Contests and sweepstakes. Speaking of contests, you should be aware that the same rules for sweepstakes in the real world also apply to social media. Even if you merely offer a prize drawing for people who “like” you, you’ll still have to comply with a complex set of state and federal regulations, including publishing complete contest rules and making sure the offering is “void where prohibited.”
If you plan to use the name or likeness of the winners in your advertising, make sure the rules specifically say this, and that the entrants are required to agree to it ahead of time.
False advertising. Many companies make claims about a product, or promote special offers or deals, that include a certain amount of “fine print.” In print advertisements, this fine print can be included along with the ad or offer. But it can be impossible to include this information in a 140-character tweet. You’ll need to be careful that in the excitement of promoting a product or a deal through social media, you don’t leave out information that’s legally required.
Be careful whom you ‘like.’ Even just “liking” something that someone posted can cause problems. Recently, the U.S. Food and Drug Administration sent a warning letter to a maker of diet supplements that “liked” comments posted by consumers on its Facebook and Twitter pages. The problem? Some of the comments suggested that the supplements helped with various ailments – such as coughing and insomnia – for which the FDA hadn’t officially approved their use.
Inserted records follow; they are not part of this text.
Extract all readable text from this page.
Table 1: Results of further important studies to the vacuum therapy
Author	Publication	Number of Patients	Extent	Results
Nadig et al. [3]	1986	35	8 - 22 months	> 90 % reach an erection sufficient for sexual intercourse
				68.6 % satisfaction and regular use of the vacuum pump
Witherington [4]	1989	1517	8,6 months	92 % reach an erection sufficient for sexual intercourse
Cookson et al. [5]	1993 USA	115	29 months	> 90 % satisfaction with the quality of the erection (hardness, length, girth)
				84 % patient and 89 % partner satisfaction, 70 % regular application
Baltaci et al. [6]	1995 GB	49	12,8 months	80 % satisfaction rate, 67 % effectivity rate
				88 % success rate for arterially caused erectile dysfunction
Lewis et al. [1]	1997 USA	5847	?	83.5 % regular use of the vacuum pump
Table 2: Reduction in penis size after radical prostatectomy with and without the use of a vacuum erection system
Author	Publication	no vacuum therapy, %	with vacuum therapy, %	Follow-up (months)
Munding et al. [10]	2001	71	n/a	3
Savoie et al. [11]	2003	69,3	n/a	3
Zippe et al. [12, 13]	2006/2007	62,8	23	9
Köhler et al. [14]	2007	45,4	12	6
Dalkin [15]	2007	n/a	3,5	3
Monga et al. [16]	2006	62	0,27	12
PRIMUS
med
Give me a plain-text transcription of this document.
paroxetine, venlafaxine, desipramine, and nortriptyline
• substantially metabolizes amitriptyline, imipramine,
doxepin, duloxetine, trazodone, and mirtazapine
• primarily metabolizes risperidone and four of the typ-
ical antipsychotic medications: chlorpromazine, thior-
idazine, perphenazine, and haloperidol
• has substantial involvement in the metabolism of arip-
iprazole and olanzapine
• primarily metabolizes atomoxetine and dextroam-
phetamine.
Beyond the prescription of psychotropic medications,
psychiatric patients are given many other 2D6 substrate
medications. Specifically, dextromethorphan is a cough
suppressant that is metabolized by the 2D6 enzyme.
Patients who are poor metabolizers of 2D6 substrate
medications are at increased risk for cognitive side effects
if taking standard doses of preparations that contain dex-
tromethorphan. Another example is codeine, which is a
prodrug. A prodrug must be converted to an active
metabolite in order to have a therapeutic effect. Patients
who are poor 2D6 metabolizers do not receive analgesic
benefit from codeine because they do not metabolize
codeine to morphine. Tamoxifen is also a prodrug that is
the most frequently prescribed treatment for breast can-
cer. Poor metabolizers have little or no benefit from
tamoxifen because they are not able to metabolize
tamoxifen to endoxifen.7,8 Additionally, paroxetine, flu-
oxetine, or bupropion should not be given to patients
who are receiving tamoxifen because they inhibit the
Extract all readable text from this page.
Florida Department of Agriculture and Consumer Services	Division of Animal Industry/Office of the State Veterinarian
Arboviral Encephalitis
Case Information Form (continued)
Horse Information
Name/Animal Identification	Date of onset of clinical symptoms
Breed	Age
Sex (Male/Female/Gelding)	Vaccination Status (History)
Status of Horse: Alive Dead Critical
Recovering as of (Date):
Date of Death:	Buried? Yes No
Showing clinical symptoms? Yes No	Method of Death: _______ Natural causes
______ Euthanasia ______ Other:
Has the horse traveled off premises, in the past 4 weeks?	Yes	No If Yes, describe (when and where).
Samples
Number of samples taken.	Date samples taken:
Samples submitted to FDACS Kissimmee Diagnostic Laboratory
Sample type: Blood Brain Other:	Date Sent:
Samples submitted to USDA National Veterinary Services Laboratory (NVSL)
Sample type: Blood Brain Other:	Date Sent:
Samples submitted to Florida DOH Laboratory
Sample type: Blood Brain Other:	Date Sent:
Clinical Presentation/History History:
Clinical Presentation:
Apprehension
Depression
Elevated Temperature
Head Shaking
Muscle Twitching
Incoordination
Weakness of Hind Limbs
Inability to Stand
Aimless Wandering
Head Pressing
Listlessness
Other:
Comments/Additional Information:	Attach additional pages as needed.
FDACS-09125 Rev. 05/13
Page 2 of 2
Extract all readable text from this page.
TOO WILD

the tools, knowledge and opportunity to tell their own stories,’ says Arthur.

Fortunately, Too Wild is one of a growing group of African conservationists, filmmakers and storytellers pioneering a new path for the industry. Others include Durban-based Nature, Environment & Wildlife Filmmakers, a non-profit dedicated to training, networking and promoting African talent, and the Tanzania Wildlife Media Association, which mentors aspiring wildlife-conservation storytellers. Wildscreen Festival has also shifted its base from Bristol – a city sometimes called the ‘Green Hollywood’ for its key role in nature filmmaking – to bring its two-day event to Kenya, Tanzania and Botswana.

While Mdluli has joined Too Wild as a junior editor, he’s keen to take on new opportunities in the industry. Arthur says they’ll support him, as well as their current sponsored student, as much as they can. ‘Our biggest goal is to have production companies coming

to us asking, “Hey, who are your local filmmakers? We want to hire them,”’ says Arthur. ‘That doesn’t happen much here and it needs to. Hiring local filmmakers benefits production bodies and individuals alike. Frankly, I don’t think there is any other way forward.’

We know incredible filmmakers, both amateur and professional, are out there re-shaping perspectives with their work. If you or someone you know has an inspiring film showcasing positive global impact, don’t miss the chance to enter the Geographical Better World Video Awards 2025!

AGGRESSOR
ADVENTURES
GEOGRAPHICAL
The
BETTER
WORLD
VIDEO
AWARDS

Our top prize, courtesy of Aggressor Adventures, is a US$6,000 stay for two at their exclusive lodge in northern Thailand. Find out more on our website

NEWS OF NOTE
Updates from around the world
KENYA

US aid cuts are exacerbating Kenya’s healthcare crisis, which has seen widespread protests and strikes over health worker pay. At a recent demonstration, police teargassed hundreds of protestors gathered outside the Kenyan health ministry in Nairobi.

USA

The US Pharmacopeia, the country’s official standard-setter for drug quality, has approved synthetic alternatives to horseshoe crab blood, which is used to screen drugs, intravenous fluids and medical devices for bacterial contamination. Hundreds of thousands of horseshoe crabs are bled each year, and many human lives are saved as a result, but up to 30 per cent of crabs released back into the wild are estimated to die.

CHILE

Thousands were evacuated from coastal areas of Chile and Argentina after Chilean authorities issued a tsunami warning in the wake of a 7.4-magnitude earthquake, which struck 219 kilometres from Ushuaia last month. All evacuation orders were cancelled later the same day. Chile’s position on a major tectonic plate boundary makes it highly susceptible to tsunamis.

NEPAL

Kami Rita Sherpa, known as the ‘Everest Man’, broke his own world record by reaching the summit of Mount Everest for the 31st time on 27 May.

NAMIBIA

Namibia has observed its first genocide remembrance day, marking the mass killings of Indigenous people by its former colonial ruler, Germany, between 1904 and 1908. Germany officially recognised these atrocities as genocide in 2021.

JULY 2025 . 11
User-generated content. Some social media campaigns encourage consumers to submit their own content, such as YouTube videos about a product. In theory, you could become liable for anything a user does wrong – at least if you post, promote, or retweet the content.
Possible problems include trademark or copyright infringement (if the user “borrowed” an image or other content from a third party without permission), libel, deceptive advertising, violation of a right to privacy, etc.
Claims based on online content. You’ll also want to be careful about making claims in your advertising based on online or social media content. For instance, a company called Euro-Pro recently drew a reprimand from the National Advertising Division (an ad industry regulatory body administered by the Better Business Bureau) after it touted itself as “America’s most recommended vacuum brand” based on a survey of online reviews on retail websites.
The NAD said the claim was likely bogus, because only a small portion of vacuums are purchased online – Amazon accounted for 42% of the online reviews although it only sells 2% of the country’s vacuums – and there was no way to prove that the online reviews came from actual users of the products, or even that they came from the U.S.